CBAN’s recent report, “GM Contamination in Canada: The failure of living modified organisms – incidents and impacts,” documents the role of human error in two previous contamination events with experimental GM animals (pigs) in Canada.
“AquaBounty's P.E.I. facility, the first GM fish factory in the world, is an accident waiting to happen," said Beatrice Olivastri, CEO of Friends of the Earth Canada. "Wild salmon is already under enormous pressure from development and climate change. It's only a matter of time before there’s a mishap and GM salmon escape and further stress wild salmon.”

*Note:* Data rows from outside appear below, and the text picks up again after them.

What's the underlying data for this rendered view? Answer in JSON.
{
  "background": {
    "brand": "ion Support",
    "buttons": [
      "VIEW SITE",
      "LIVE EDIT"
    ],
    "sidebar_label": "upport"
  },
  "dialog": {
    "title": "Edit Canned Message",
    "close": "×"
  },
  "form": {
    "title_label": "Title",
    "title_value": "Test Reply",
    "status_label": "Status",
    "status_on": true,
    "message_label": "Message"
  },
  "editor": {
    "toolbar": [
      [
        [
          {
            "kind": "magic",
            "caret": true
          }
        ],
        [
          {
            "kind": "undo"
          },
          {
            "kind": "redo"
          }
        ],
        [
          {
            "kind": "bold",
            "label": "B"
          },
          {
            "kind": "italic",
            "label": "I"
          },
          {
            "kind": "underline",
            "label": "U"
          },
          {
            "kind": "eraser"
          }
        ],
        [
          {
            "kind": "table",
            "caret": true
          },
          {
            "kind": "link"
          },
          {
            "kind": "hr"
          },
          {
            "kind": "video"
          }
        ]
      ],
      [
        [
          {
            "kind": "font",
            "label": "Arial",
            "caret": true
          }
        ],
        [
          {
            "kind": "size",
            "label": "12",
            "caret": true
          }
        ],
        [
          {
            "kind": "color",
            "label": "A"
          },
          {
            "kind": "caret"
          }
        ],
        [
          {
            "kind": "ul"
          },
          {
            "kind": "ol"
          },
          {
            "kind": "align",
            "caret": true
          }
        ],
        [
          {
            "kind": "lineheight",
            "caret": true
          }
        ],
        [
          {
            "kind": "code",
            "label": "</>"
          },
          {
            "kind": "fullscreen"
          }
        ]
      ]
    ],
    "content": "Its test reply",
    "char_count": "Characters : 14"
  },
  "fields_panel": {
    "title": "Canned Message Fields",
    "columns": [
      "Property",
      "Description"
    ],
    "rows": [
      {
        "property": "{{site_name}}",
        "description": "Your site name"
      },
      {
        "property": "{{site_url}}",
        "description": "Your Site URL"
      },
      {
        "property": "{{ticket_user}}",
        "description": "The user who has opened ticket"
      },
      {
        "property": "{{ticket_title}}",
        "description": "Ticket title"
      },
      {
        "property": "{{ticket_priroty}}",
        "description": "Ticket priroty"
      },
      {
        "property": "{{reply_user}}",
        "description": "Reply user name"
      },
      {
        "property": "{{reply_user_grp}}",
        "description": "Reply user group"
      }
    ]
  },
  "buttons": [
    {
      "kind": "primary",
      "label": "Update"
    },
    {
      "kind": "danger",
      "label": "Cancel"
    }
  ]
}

AquaBounty said it has already anticipated the concerns and taken steps to address them.
"AquaBounty had anticipated this concern and taken the initiative to address it well in advance of any egg shipments. In consultation with the Canadian regulatory agencies, AquaBounty will not provide conventional eggs to any party before using a validated assay and standard operating procedures to confirm the eggs are conventional salmon. The public and the salmon farming industry can be assured that we are doing everything to prevent the sort of error identified by these environmental groups. AquaBounty has developed a robust quality system over the three decades of working with our salmon," Dave Conley, spokesperson for AquaBounty, told SeafoodSource.
The environmental groups have long opposed the sale of GM salmon in the U.S. and Canada. In addition, Canada’s major grocery chains, along with numerous restaurants, seafood suppliers and wholesalers, and Canadian farmed salmon producers have said they will not sell AquaBounty’s AquAdvantage salmon.